The problem is, Americans who don't have financial plans are far less likely to take out enough life insurance or disability insurance to properly protect their families. The Financial Engines study found that 67 percent of middle-income earners have purchased life or disability insurance, while 83 percent of upper-income earners have these policies in place. (See also: Why Your Group Life Insurance Is Not Enough)
The 2013 Household Financial Planning Survey and Index, completed by the Consumer Federation of America and the CFP Board of Standards, found that those with financial plans tend to have less credit card debt and, when they do, are more likely to have a plan for paying it off.
According to the survey, 38 percent of adults without a financial plan have significant credit card debt, and only 47 percent of these people have plans to reduce it. Meanwhile, even a little bit of financial planning seems to help people rely less on credit cards. Among adults who fall into the "limited planners" category — meaning they have a financial plan, though not an especially detailed one — are less likely to have such debt. The survey found that 61 percent of these limited planners have no credit card debt at all. And only one in five people with comprehensive financial plans have significant credit card debt that needs to be paid down, with 92 percent having a plan to do so. (See also: 5 Ways to Pay Off High Interest Credit Card Debt)
What happens if your car's transmission goes on the fritz? What if your home's furnace conks out in the middle of a chilly night? If you don't have an emergency fund built up, you might have to pay for those repairs with a credit card.
Even worse — what if you suddenly lost your job? This is why that cushion is so important. Financial experts recommend that you have at least six months' to a year's worth of daily living expenses saved in an easy-to-access fund, like a savings account.
Building an emergency fund takes time, but if you have a financial plan, you're far more likely to set aside the money you need each month — even if your salary isn't particularly high. Just $200 or $300 a month can add up over time.
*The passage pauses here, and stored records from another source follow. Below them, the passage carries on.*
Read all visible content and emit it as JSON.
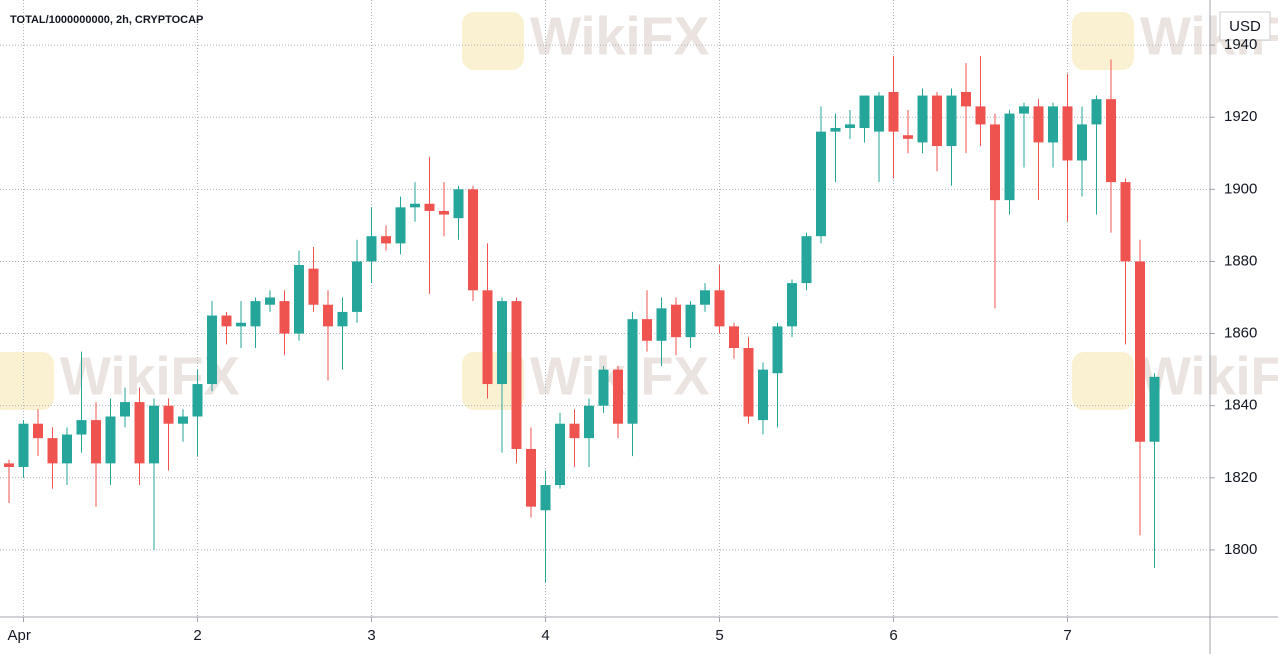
{
  "chart_data": {
    "type": "candlestick",
    "title": "TOTAL/1000000000, 2h, CRYPTOCAP",
    "y_label": "USD",
    "watermark": "WikiFX",
    "categories": [
      null,
      "Apr",
      null,
      null,
      null,
      null,
      null,
      null,
      null,
      null,
      null,
      null,
      null,
      "2",
      null,
      null,
      null,
      null,
      null,
      null,
      null,
      null,
      null,
      null,
      null,
      "3",
      null,
      null,
      null,
      null,
      null,
      null,
      null,
      null,
      null,
      null,
      null,
      "4",
      null,
      null,
      null,
      null,
      null,
      null,
      null,
      null,
      null,
      null,
      null,
      "5",
      null,
      null,
      null,
      null,
      null,
      null,
      null,
      null,
      null,
      null,
      null,
      "6",
      null,
      null,
      null,
      null,
      null,
      null,
      null,
      null,
      null,
      null,
      null,
      "7",
      null,
      null,
      null,
      null,
      null,
      null
    ],
    "open": [
      1824,
      1823,
      1835,
      1831,
      1824,
      1832,
      1836,
      1824,
      1837,
      1841,
      1824,
      1840,
      1835,
      1837,
      1846,
      1865,
      1862,
      1862,
      1868,
      1869,
      1860,
      1878,
      1868,
      1862,
      1866,
      1880,
      1887,
      1885,
      1895,
      1896,
      1894,
      1892,
      1900,
      1872,
      1846,
      1869,
      1828,
      1811,
      1818,
      1835,
      1831,
      1840,
      1850,
      1835,
      1864,
      1858,
      1868,
      1859,
      1868,
      1872,
      1862,
      1856,
      1836,
      1849,
      1862,
      1874,
      1887,
      1916,
      1917,
      1917,
      1916,
      1927,
      1915,
      1913,
      1926,
      1912,
      1927,
      1923,
      1918,
      1897,
      1921,
      1923,
      1913,
      1923,
      1908,
      1918,
      1925,
      1902,
      1880,
      1830
    ],
    "high": [
      1825,
      1836,
      1839,
      1834,
      1834,
      1855,
      1841,
      1842,
      1845,
      1845,
      1842,
      1842,
      1839,
      1850,
      1869,
      1866,
      1869,
      1870,
      1872,
      1872,
      1883,
      1884,
      1872,
      1870,
      1886,
      1895,
      1890,
      1898,
      1902,
      1909,
      1902,
      1901,
      1901,
      1885,
      1870,
      1870,
      1834,
      1822,
      1838,
      1839,
      1842,
      1851,
      1851,
      1866,
      1872,
      1870,
      1870,
      1869,
      1874,
      1879,
      1863,
      1859,
      1852,
      1863,
      1875,
      1888,
      1923,
      1921,
      1922,
      1926,
      1927,
      1937,
      1922,
      1928,
      1927,
      1928,
      1935,
      1937,
      1921,
      1922,
      1924,
      1925,
      1924,
      1932,
      1923,
      1926,
      1936,
      1903,
      1886,
      1849
    ],
    "low": [
      1813,
      1820,
      1826,
      1817,
      1818,
      1827,
      1812,
      1818,
      1834,
      1818,
      1800,
      1822,
      1830,
      1826,
      1844,
      1857,
      1856,
      1856,
      1866,
      1854,
      1858,
      1866,
      1847,
      1850,
      1863,
      1874,
      1883,
      1882,
      1891,
      1871,
      1887,
      1886,
      1869,
      1842,
      1827,
      1824,
      1809,
      1791,
      1817,
      1823,
      1823,
      1838,
      1831,
      1826,
      1855,
      1851,
      1854,
      1856,
      1866,
      1860,
      1853,
      1835,
      1832,
      1834,
      1859,
      1872,
      1885,
      1902,
      1914,
      1913,
      1902,
      1903,
      1910,
      1910,
      1905,
      1901,
      1910,
      1912,
      1867,
      1893,
      1906,
      1897,
      1906,
      1891,
      1898,
      1893,
      1888,
      1857,
      1804,
      1795
    ],
    "close": [
      1823,
      1835,
      1831,
      1824,
      1832,
      1836,
      1824,
      1837,
      1841,
      1824,
      1840,
      1835,
      1837,
      1846,
      1865,
      1862,
      1863,
      1869,
      1870,
      1860,
      1879,
      1868,
      1862,
      1866,
      1880,
      1887,
      1885,
      1895,
      1896,
      1894,
      1893,
      1900,
      1872,
      1846,
      1869,
      1828,
      1812,
      1818,
      1835,
      1831,
      1840,
      1850,
      1835,
      1864,
      1858,
      1867,
      1859,
      1868,
      1872,
      1862,
      1856,
      1837,
      1850,
      1862,
      1874,
      1887,
      1916,
      1917,
      1918,
      1926,
      1926,
      1916,
      1914,
      1926,
      1912,
      1926,
      1923,
      1918,
      1897,
      1921,
      1923,
      1913,
      1923,
      1908,
      1918,
      1925,
      1902,
      1880,
      1830,
      1848
    ],
    "up_color": "#26a69a",
    "down_color": "#ef5350",
    "ylim": [
      1781.4,
      1952.5
    ],
    "yticks": [
      1800,
      1820,
      1840,
      1860,
      1880,
      1900,
      1920,
      1940
    ],
    "grid": true
  }
}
And if you have a financial plan that shows you how to save that money every month — perhaps by cutting down on unnecessary expenses — you're far more likely to build an emergency fund. (See also: 7 Easy Ways to Build an Emergency Fund From $0)
Now that you know why a financial plan is so important, it's time to create one. The good news is that while a financial planner can help, you don't necessarily have to work with one if doing so is too costly.
Start by creating a household budget that shows how much you spend each month, including estimates for discretionary expenses, and how much you earn. Then, determine how much money you need to save for retirement, college tuition, and building an emergency fund. If you can't save a lot, start by saving whatever you can each month. From there, you might be able to boost those savings by reducing some of your less important expenses.